The goal of this repository is to compare and evaluate, both qualitatively and quantitatively, four Dimensionality Reduction (DR) algorithms:
* tSNE (t-distributed Stochastic Neighbor Embedding): https://scikit-learn.org/0.16/modules/generated/sklearn.manifold.TSNE.html
* UMAP (Uniform Manifold Approximation and Projection for Dimension Reduction): https://github.com/lmcinnes/umap
* TriMap: https://github.com/eamid/trimap
* PaCMAP (Pairwise Controlled Manifold Approximation): https://github.com/YingfanWang/PaCMAP

The evaluations are run on four cultural collections that cannot be disclosed for copyright reasons.

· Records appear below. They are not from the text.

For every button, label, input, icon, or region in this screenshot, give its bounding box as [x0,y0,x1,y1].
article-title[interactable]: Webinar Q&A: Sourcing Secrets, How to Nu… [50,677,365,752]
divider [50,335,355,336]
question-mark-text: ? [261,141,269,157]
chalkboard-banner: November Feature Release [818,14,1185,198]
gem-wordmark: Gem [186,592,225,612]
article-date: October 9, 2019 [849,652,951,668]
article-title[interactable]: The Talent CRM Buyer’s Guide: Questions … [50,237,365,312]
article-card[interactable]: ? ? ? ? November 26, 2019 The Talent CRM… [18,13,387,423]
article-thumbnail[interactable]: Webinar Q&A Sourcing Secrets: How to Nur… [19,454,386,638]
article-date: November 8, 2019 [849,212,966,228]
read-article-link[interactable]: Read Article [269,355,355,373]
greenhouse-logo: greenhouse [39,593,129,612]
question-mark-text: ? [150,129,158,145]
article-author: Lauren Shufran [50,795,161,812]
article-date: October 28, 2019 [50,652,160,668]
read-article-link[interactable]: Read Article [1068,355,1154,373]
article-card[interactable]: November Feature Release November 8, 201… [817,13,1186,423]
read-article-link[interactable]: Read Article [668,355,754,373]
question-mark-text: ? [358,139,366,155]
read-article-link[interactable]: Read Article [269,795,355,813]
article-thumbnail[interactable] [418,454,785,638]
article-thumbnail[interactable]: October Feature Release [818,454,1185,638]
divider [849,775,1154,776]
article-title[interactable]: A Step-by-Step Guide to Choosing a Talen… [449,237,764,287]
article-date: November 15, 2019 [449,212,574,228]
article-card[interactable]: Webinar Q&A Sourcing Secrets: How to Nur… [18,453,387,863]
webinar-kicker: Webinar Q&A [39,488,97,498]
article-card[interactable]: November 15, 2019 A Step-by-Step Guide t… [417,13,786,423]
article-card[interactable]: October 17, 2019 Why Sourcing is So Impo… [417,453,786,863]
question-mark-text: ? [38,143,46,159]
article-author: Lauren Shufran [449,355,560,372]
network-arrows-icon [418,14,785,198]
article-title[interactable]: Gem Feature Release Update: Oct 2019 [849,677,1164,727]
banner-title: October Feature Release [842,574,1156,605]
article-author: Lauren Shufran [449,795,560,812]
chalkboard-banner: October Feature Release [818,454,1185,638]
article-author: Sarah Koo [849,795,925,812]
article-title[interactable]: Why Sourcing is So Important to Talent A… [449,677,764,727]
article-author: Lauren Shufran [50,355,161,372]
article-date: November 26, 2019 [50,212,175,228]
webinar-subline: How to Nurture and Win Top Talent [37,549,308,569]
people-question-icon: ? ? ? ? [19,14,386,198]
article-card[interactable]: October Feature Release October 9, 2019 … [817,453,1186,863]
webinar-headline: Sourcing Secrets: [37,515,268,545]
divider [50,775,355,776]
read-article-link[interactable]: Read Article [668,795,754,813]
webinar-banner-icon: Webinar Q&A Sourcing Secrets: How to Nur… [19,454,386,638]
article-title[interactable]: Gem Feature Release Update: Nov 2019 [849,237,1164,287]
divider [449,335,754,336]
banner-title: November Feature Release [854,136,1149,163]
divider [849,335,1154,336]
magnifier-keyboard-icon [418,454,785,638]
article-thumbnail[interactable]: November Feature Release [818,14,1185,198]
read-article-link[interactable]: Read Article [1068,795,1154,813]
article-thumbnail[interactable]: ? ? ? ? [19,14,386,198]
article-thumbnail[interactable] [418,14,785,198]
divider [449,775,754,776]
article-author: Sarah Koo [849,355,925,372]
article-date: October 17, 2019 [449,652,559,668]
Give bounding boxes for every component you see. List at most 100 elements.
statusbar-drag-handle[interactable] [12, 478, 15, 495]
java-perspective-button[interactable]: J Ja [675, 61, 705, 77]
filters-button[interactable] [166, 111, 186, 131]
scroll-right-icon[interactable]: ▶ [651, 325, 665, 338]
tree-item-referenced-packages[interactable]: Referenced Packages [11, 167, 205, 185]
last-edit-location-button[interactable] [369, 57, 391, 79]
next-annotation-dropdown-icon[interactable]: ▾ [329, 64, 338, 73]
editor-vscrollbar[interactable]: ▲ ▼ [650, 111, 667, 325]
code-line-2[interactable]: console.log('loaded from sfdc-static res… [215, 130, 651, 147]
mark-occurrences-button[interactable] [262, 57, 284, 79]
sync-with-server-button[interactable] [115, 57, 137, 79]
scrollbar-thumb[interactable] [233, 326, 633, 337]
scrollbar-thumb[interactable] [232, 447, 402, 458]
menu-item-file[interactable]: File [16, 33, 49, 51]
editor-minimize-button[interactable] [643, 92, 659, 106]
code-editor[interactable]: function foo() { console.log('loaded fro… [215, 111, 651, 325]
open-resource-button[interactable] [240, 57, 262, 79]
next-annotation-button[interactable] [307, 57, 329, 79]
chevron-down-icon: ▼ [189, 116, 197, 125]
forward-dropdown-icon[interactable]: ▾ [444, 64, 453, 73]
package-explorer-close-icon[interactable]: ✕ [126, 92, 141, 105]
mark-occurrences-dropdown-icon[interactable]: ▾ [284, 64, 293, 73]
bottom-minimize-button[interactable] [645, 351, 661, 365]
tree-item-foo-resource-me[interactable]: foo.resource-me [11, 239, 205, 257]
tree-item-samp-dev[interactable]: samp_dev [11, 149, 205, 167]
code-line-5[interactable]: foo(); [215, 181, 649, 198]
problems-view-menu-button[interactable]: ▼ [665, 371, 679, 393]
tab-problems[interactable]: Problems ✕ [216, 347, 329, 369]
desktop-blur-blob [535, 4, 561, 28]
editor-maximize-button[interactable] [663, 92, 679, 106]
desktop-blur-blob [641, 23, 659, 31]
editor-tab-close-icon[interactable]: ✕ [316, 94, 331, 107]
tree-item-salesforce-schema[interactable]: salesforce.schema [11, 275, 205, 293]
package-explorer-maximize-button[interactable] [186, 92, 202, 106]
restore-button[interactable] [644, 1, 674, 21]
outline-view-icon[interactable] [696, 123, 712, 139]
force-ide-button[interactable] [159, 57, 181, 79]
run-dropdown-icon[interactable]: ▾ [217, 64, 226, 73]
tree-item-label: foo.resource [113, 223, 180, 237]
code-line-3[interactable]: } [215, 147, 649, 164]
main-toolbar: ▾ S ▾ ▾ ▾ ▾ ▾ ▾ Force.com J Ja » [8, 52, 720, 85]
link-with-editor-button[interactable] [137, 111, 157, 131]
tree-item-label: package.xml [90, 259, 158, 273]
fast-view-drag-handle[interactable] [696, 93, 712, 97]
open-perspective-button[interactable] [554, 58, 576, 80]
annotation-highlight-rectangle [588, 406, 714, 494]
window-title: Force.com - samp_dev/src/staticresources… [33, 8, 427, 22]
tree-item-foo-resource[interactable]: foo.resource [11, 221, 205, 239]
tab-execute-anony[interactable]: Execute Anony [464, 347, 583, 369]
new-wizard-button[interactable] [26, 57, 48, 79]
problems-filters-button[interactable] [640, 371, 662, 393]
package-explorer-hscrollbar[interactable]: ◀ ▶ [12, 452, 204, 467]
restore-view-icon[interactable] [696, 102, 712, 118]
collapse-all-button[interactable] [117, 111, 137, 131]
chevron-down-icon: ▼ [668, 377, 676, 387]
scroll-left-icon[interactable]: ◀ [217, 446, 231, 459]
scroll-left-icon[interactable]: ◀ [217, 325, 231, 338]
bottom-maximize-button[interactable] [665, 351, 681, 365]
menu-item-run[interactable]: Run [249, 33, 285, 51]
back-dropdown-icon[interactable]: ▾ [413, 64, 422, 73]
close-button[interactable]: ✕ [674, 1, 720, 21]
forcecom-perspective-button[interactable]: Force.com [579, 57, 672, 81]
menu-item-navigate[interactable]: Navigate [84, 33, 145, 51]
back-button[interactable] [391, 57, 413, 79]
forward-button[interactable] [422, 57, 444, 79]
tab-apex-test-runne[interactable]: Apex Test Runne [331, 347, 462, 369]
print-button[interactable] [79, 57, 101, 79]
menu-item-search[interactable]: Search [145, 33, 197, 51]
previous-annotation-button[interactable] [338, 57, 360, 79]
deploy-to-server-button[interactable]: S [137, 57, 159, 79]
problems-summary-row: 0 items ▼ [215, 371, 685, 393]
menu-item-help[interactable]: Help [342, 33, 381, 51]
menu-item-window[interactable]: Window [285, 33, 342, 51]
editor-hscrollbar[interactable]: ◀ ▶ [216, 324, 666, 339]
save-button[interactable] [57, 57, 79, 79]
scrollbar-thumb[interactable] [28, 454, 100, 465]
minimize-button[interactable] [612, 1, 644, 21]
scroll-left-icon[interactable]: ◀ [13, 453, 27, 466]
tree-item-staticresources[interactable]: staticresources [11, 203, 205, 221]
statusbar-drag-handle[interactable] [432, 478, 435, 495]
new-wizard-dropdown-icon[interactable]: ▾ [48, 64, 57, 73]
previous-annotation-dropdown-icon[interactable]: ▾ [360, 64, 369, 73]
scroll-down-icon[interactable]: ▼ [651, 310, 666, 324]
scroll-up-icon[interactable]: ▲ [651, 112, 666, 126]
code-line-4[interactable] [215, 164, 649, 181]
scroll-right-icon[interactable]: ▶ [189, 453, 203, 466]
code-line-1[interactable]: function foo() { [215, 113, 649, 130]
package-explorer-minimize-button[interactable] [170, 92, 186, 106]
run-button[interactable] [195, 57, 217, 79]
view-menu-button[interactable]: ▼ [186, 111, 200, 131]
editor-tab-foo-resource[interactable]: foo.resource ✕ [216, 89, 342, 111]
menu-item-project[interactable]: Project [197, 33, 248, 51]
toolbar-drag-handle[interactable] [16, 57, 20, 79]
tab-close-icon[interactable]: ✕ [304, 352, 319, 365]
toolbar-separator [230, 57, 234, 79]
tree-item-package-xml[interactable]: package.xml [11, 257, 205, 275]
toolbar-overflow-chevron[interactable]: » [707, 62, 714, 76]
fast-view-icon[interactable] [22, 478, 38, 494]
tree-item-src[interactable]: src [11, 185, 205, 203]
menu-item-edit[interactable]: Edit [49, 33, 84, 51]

For partial reproducibility, 2D embeddings computed with the different DR algorithms are provided.

## Installation

Run the following commands:
conda env create -f environment.yml
conda activate dr_eval
pip install -r requirements-pip.txt

## Notebook description
* dr_mapping: run the DR algorithms on the datasets loaded, with the option to also run the evaluation
* dr_eval_analysis: analyse the results of the evaluation for the four DR algorithms on each dataset
* dr_params_study: analyse the effect of the hyper-parameters of the four DR algorithms on each dataset
* dr_computational: evaluate the computational efficiency and the stability of the four DR algorithms
* dr_classes: specific case study on a subsample of sports videos to visually evaluate global structure preservation
* dr_pca: quick notebook to compute the cumulative variance of the first PCs obtained with PCA

## License

This work is shared under the terms of the MIT license.